By adopting a standardized preoperative evaluation protocol and embracing adaptive intraoperative imaging, clinicians can optimize MMAE safety profiles while expanding its therapeutic window.

FUTURE DIRECTIONS

This case reframes preoperative planning and intraoperative decision-making in MMAE. We propose the following actionable recommendations.

Adaptive intraoperative angiography

Sequential multi-angle injections should be performed during catheter repositioning to identify dynamic anastomoses. Institutional protocols should mandate dynamic imaging workflows to complement static preoperative studies.

Hybrid embolization protocols

The use of liquid embolics (e.g., Onyx) for proximal anchoring, followed by particulate agents for distal occlusion, should be standardized. This tiered approach balances proximal flow control with distal precision.

Postprocedural rehabilitation pathways

Structured ocular motor training programs should be implement for patients with transient cranial nerve palsies, incorporating visual field assessments and proprioceptive exercises.

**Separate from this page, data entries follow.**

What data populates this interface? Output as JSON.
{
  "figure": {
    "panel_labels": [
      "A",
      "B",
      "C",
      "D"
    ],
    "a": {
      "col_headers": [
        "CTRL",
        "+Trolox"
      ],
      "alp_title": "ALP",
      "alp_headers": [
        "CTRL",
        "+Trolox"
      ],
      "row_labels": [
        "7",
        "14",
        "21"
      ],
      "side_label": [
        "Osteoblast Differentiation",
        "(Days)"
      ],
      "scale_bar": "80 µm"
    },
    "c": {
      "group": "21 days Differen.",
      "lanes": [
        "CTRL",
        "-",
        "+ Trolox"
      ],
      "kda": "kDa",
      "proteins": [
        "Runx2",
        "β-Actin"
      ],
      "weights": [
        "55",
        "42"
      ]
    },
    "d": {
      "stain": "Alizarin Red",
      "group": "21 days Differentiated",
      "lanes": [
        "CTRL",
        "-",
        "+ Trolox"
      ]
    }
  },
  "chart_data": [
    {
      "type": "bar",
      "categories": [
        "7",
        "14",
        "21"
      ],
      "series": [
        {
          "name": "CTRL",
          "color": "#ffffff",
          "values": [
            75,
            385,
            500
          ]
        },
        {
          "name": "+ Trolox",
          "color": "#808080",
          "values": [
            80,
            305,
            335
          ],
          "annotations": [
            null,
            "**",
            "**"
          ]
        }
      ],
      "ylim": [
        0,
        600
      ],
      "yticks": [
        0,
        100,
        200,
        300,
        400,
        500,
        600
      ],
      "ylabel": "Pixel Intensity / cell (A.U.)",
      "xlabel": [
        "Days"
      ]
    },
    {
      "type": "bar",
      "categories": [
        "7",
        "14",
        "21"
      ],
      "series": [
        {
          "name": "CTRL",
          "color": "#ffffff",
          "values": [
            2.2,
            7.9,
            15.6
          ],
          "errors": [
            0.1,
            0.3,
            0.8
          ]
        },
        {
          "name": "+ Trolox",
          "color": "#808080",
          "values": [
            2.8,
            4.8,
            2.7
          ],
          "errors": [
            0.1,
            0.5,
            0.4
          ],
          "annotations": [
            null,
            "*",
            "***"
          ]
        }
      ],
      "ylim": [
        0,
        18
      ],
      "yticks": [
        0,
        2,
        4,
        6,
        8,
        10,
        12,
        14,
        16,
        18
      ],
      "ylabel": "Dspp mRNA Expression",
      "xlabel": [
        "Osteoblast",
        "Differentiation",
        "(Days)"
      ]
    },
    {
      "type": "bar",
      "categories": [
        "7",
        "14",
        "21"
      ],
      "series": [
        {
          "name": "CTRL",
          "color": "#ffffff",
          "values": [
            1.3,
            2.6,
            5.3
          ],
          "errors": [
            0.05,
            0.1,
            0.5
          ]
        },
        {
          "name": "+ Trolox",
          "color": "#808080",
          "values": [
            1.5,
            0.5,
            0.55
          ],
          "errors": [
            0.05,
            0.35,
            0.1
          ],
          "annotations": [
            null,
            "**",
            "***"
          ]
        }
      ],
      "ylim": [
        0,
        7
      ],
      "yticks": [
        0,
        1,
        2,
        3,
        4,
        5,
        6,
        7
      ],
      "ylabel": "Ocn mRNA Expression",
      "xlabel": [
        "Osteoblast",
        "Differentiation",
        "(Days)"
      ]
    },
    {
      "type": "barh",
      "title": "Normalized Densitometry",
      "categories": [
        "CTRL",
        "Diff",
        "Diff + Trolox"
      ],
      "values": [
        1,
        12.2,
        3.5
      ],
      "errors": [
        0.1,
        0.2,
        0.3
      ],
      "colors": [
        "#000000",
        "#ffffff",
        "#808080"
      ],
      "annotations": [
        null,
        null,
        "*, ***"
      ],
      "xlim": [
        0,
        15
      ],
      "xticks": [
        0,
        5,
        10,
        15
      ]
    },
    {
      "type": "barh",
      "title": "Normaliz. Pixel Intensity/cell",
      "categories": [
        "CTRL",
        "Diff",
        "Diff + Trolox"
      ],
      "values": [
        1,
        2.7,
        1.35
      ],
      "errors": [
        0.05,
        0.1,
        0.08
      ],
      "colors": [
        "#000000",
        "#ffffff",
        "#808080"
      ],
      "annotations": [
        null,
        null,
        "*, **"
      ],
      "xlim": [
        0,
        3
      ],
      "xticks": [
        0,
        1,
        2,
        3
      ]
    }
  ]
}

Future research should focus on developing predictive models for anastomotic risk using machine learning algorithms trained on large angiographic datasets. Randomized controlled trials comparing hybrid embolization techniques with conventional approaches are urgently needed to establish evidence-based guidelines.

CONCLUSION

In conclusion, Zhao et al’s case[1] exemplifies the delicate interplay between technological innovation and anatomical complexity in neurointerventional procedures. By prioritizing adaptive strategies and embracing hybrid paradigms, clinicians can minimize iatrogenic morbidity while expanding the therapeutic frontier of MMAE.